Over the course of our childhoods we experiment with personality, and discover the elements that allow us to have stable and satisfying dealings with the world. We may cultivate several different personalities— each of them the real us in some respect.
Of course there are many elements of personality that are autonomic or otherwise habitual. That doesn’t mean personality is somehow not real.
A con artist or an actor can don a fake personality, but all that means is they are telling a kind of systemic lie to the world. This requires a lot of energy to maintain. Your real personality is that which minimizes required energy.
This is not the same thing as what you show to the world. "What you show to the world" implies that personality is merely a veil that covers stuff. It's not a veil at all. It's an interface. The "real you" that acts through this interface is beyond words, personality is not "showing it" because it can't be shown, but rather mediating it via actions.

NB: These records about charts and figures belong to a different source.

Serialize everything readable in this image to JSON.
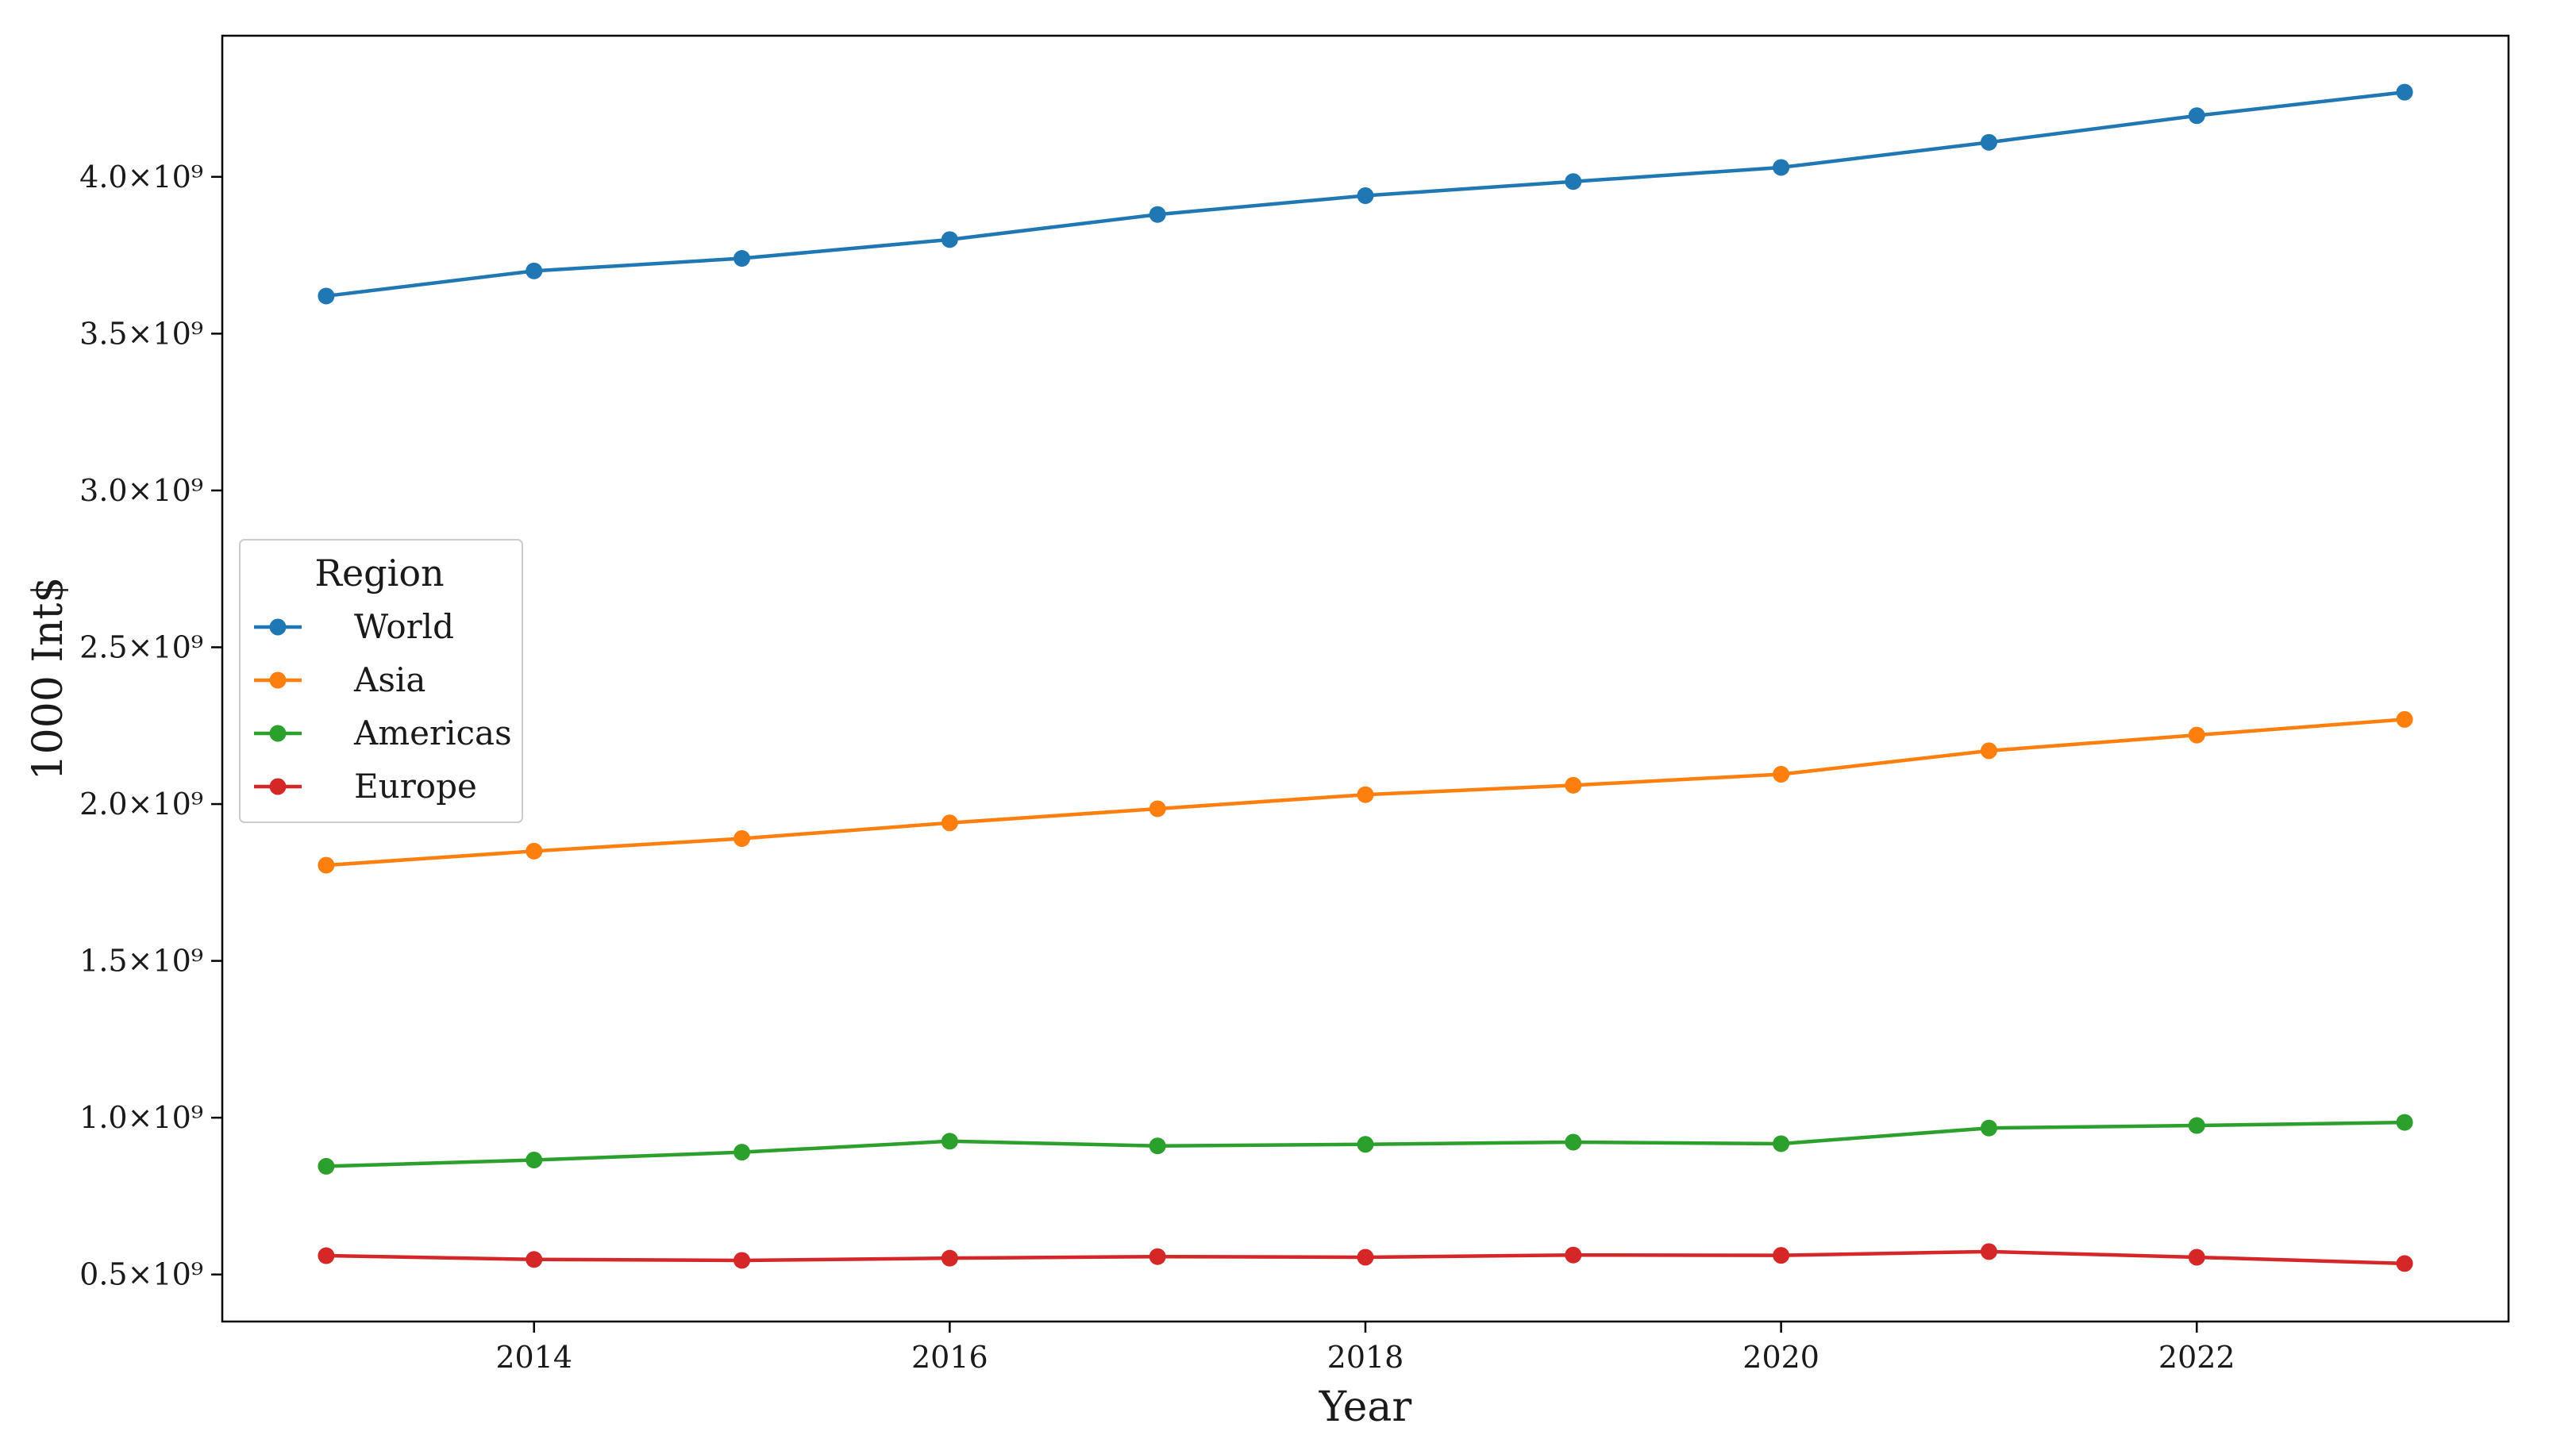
{
  "chart_data": {
    "type": "line",
    "xlabel": "Year",
    "ylabel": "1000 Int$",
    "x": [
      2013,
      2014,
      2015,
      2016,
      2017,
      2018,
      2019,
      2020,
      2021,
      2022,
      2023
    ],
    "xlim": [
      2012.5,
      2023.5
    ],
    "ylim": [
      350000000.0,
      4450000000.0
    ],
    "x_ticks": [
      2014,
      2016,
      2018,
      2020,
      2022
    ],
    "y_ticks": [
      {
        "value": 500000000.0,
        "label": "0.5×10⁹"
      },
      {
        "value": 1000000000.0,
        "label": "1.0×10⁹"
      },
      {
        "value": 1500000000.0,
        "label": "1.5×10⁹"
      },
      {
        "value": 2000000000.0,
        "label": "2.0×10⁹"
      },
      {
        "value": 2500000000.0,
        "label": "2.5×10⁹"
      },
      {
        "value": 3000000000.0,
        "label": "3.0×10⁹"
      },
      {
        "value": 3500000000.0,
        "label": "3.5×10⁹"
      },
      {
        "value": 4000000000.0,
        "label": "4.0×10⁹"
      }
    ],
    "grid": false,
    "legend": {
      "title": "Region",
      "placement": "center-left"
    },
    "series": [
      {
        "name": "World",
        "color": "#1f77b4",
        "values": [
          3620000000.0,
          3700000000.0,
          3740000000.0,
          3800000000.0,
          3880000000.0,
          3940000000.0,
          3985000000.0,
          4030000000.0,
          4110000000.0,
          4195000000.0,
          4270000000.0
        ]
      },
      {
        "name": "Asia",
        "color": "#ff7f0e",
        "values": [
          1805000000.0,
          1850000000.0,
          1890000000.0,
          1940000000.0,
          1985000000.0,
          2030000000.0,
          2060000000.0,
          2095000000.0,
          2170000000.0,
          2220000000.0,
          2270000000.0
        ]
      },
      {
        "name": "Americas",
        "color": "#2ca02c",
        "values": [
          845000000.0,
          865000000.0,
          890000000.0,
          925000000.0,
          910000000.0,
          915000000.0,
          922000000.0,
          917000000.0,
          967000000.0,
          975000000.0,
          985000000.0
        ]
      },
      {
        "name": "Europe",
        "color": "#d62728",
        "values": [
          560000000.0,
          548000000.0,
          545000000.0,
          552000000.0,
          557000000.0,
          555000000.0,
          562000000.0,
          561000000.0,
          573000000.0,
          555000000.0,
          535000000.0
        ]
      }
    ]
  }
}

Some of my language patterns come from watching and interacting with my stepfather. He was big man with a loud voice and an iron work ethic. I didn't get along with him when I was a kid-- in fact had to leave home after threatening his life-- but as I became a man I decided that I was going to force the world NOT TO IGNORE ME. So I tried on his tough-talking, Navy veteran persona and found that it fit me. Now I'm 275 pounds and have a loud voice and I know how to use it.
I'm not PRETENDING to be something I'm not. I am using a style of interaction that fits the "real me." I AM a man, and I SPEAK as a man. And my template for manliness is my stepfather. At the same time I'm also an intellectual, and I adopted certain patterns from my biological father. I also borrowed patterns from the writings of C.S. Lewis and Tolkein. Sometimes I channel Gandalf and sometimes Boromir.
Children have become adults in this way since a million years ago. There's nothing false about it.